Há quatro anos, o futebol brasileiro foi manchado por mais um escândalo. Naquela oportunidade, o árbitro Edílson Pereira de Carvalho, um dos poucos do País no quadro oficial da Federação Internacional de Futebol (Fifa), foi flagrado no meio de um esquema de apostas clandestinas pela internet, do qual participava “ajeitando” os resultados das partidas que comandava. Onze partidas do campeonato brasileiro daquele ano tiveram seus resultados anulados pelo Superior Tribunal de Justiça Desportiva (STJD), e a definição da competição foi brutalmente alterada, com o Corinthians levando vantagem ante o Internacional.
Pois bem.
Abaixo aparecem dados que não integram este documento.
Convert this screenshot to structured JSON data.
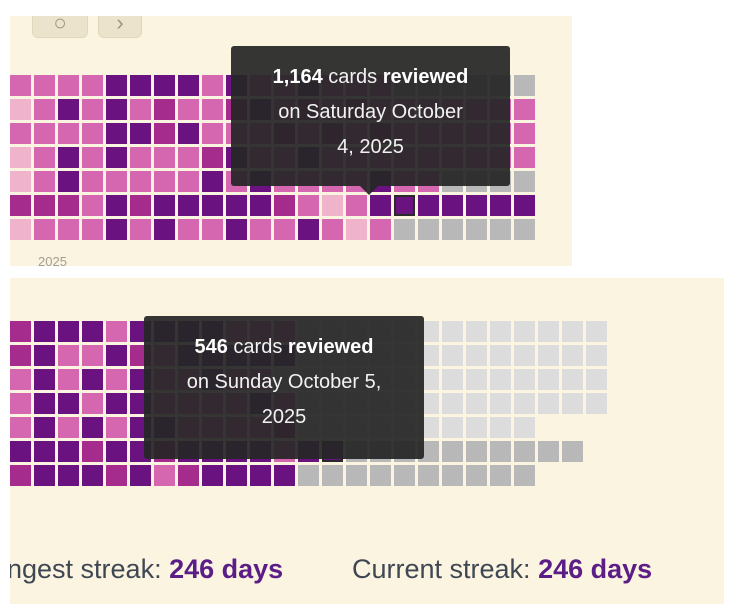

O tempo passou, e hoje duas das principais competições do futebol brasileiro (os campeonatos nacionais da primeira e da segunda divisão) são patrocinadas por um site de apostas internacional. E não é apenas um patrocínio discreto. Assista a qualquer um dos sete jogos de hoje na chamada série A – inclusive o marcado para Curitiba, entre Coritiba e Flamengo, às 16h, no Estádio Major Antônio Couto Pereira – e veja, como placa de publicidade central, no triplo do tamanho de uma placa habitual, o site de apostas.
Não é só isso. O mesmo site patrocina ostensivamente um canal de TV a cabo de programação exclusivamente esportiva, e tentou nos últimos dias colocar-se como “patrocinador máster” (quer dizer, o principal anunciante) de um dos programas esportivos de maior audiência no Paraná – a proposta foi recusada pela emissora. É uma tentativa de estender os “tentáculos” pelo País, tal como fazem os sites de jogos online de pôquer, que abundam nas emissoras fechadas.
Até onde se sabe, a empresa que controla o site de apostas é idônea. Muitos brasileiros já participam, apostam (e ganham e perdem, como é normal) e não têm reclamações. Fora do Brasil, é ainda mais comum, com alguns clubes chegando a estamparem sites de apostas em suas camisas, como o Sevilla, da Espanha, time em que atuam o artilheiro da seleção brasileira, Luís Fabiano, e o ex-lateral do Coritiba, Adriano. E já estiveram no Milan, o grande time italiano, uma das grandes potências do futebol mundial.
Mas como ter a certeza que a competição não corre riscos de manipulação? Temos um exemplo cruel no Brasil, com a desgraça de uma das instituições mais populares ligadas ao futebol, a Loteria Esportiva. De simples projeto da Caixa Econômica Federal, no início dos anos 70s, a loteria virou um fenômeno de popularidade, unindo a sorte com o esporte. Mas, em 1982, uma série de denúncias publicadas pela revista Placar acabou com a credibilidade do jogo – mais de cem pessoas foram denunciadas, algumas delas com provas irrefutáveis de participação no “arranjo” de resultados, as chamadas “zebras” que tiravam os pequenos apostadores do jogo e faziam com que as mesmas pessoas ganhassem vultosos prêmios, que serviam para movimentar ainda mais o esquema.
Temos, e precisamos ter, um pé atrás com essa história. O futebol brasileiro não pode ficar correndo o risco de ficar novamente maculado com escândalos. Somos praticamente reféns de uma série de fatos que afastaram o público dos estádios e distanciaram boa parte dos “cartolas” da opinião pública. Reféns de esquemas de arbitragem, de dinheiro que some, de interferências irregulares em negociações, de contratos intencionalmente mal formulados, de falta de qualidade, de tentar compensar tudo isso com ingressos caros. Não precisamos correr mais um, e ainda deliberadamente. Mas será que isto preocupa os donos do poder do futebol?